Did you know the DC Homestead Deduction can lower the tax burden of eligible homeowners, reducing their taxable property value by $70,400 for 2015? That’s just over $600 in savings under the current tax rate.
To be eligible for the Homestead deduction you must meet the following criteria:
- You must own and live in the property. The property cannot contain more than five dwelling units, including the unit where you reside, to be eligible for the deduction.
- You must apply for the Homestead deduction by submitting form FP-100 to the Office of Tax and Revenue. The Homestead benefit is not automatically applied to your property tax bill. You must have filed the form and applied for it. For example, if you have owned and lived in your D.C. home for three years, but you only apply for the deduction at the beginning of the third year, your property would qualify for all or part of the year in which the application was filed and for future years. However, you would not be entitled to a retroactive tax credit for the years prior to filing.
If you file between October 1 and March 31, you’ll get the benefit for the entire tax year. Applications filed from April 1 to September 30 only receive half of the deduction for the first year.

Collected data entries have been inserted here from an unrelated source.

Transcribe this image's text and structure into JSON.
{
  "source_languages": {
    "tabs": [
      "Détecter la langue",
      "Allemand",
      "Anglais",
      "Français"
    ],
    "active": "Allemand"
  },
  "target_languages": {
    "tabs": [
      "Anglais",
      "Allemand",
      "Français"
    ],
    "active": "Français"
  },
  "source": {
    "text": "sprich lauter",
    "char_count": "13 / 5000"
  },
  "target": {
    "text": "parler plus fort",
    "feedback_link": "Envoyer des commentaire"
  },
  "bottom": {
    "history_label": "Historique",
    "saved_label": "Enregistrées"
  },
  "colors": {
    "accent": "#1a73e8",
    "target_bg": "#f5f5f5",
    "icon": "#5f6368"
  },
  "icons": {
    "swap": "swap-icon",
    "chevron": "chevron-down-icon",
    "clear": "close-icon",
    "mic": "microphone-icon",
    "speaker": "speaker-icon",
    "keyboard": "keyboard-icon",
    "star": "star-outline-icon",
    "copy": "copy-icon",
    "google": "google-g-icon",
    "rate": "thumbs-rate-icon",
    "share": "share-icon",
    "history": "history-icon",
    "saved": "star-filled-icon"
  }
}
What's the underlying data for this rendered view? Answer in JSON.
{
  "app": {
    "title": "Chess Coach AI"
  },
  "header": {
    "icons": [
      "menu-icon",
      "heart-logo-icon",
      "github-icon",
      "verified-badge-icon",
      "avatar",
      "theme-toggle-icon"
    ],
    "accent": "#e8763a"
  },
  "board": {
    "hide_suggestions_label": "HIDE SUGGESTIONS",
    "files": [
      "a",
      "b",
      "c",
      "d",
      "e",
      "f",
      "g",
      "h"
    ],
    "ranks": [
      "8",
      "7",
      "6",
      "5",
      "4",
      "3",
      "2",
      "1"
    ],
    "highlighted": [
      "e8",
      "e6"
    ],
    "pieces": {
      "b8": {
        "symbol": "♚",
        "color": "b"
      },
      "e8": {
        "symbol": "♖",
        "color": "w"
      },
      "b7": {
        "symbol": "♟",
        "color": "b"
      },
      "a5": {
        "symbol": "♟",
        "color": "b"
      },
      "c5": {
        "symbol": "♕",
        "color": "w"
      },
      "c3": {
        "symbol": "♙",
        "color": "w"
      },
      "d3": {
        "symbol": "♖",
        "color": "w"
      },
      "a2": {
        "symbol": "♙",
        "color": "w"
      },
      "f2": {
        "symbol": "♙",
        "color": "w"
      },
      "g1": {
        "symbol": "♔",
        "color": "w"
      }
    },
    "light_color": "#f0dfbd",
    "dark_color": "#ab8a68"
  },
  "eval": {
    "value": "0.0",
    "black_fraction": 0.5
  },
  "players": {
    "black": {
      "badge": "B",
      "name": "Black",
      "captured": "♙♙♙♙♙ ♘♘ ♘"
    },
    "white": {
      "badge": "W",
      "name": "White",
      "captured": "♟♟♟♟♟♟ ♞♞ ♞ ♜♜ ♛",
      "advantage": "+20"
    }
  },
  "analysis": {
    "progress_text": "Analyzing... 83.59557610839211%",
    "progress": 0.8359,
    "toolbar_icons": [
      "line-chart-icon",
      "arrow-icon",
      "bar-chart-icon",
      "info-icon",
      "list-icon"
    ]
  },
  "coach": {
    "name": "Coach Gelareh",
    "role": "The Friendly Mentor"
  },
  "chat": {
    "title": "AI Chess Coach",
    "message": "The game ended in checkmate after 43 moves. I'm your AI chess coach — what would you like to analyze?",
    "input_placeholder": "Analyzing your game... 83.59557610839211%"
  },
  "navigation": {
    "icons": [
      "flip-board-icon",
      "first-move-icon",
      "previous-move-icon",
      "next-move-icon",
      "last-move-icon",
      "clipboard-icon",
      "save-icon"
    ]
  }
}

- You must demonstrate that the property is your primary residence. This requires one or more of the following:
- Registering your vehicle in D.C.
- Applying for a D.C. driver’s license or identification
- Registering and voting in the District
Your Federal and District income tax returns should also list this property as your primary residence. Military service members on active duty must file form DD 2058 with their Homestead application. This form should also be filed with the local military Finance Office to establish the District as the domicile of the service member.
Washington Lawyer magazine mentions several potential issues for owners interested in the Homestead Deduction. They include:
1. Ownership Issues
To qualify, the homeowner’s name must be on the deed to the property. In the event of property transfers without legal representation, a deed must be filed to transfer the property to its new owner. It could also be useful to investigate the proper recording of the deed with a title company if there are other issues with property ownership records.
Until the deed is filed and and owner can demonstrate legal title to the property, they’re not eligible for the Homestead deduction. Consequently, transfers in informal transactions require thorough attention to detail to ensure that the owner receives the proper tax benefits within a reasonable time frame.
2. Application Issues
Owners may not be aware of the the application process. This is especially true when a new owner buys a property that had been receiving the deduction. Often, owners don’t know they need to file the FP-100 form to legally get the benefit. If the property tax bill already reflects the Homestead deduction from the prior owner, the new owner could be subject to a reconfirmation audit. After the audit, the owner could owe back taxes, interest, and penalties to the D.C. Office of Tax and Revenue.
3. Eligibility Changes
If you move out of the home or it ceases being your primary residence, you no longer qualify for the deduction. The district requires owners to notify to the Office of Tax and Revenue within 30 days of eligibility changes. Owners who fail to do so face a penalty of 10 percent of the delinquent tax and 1.5 percent interest for each month when the property improperly received for the Homestead deduction.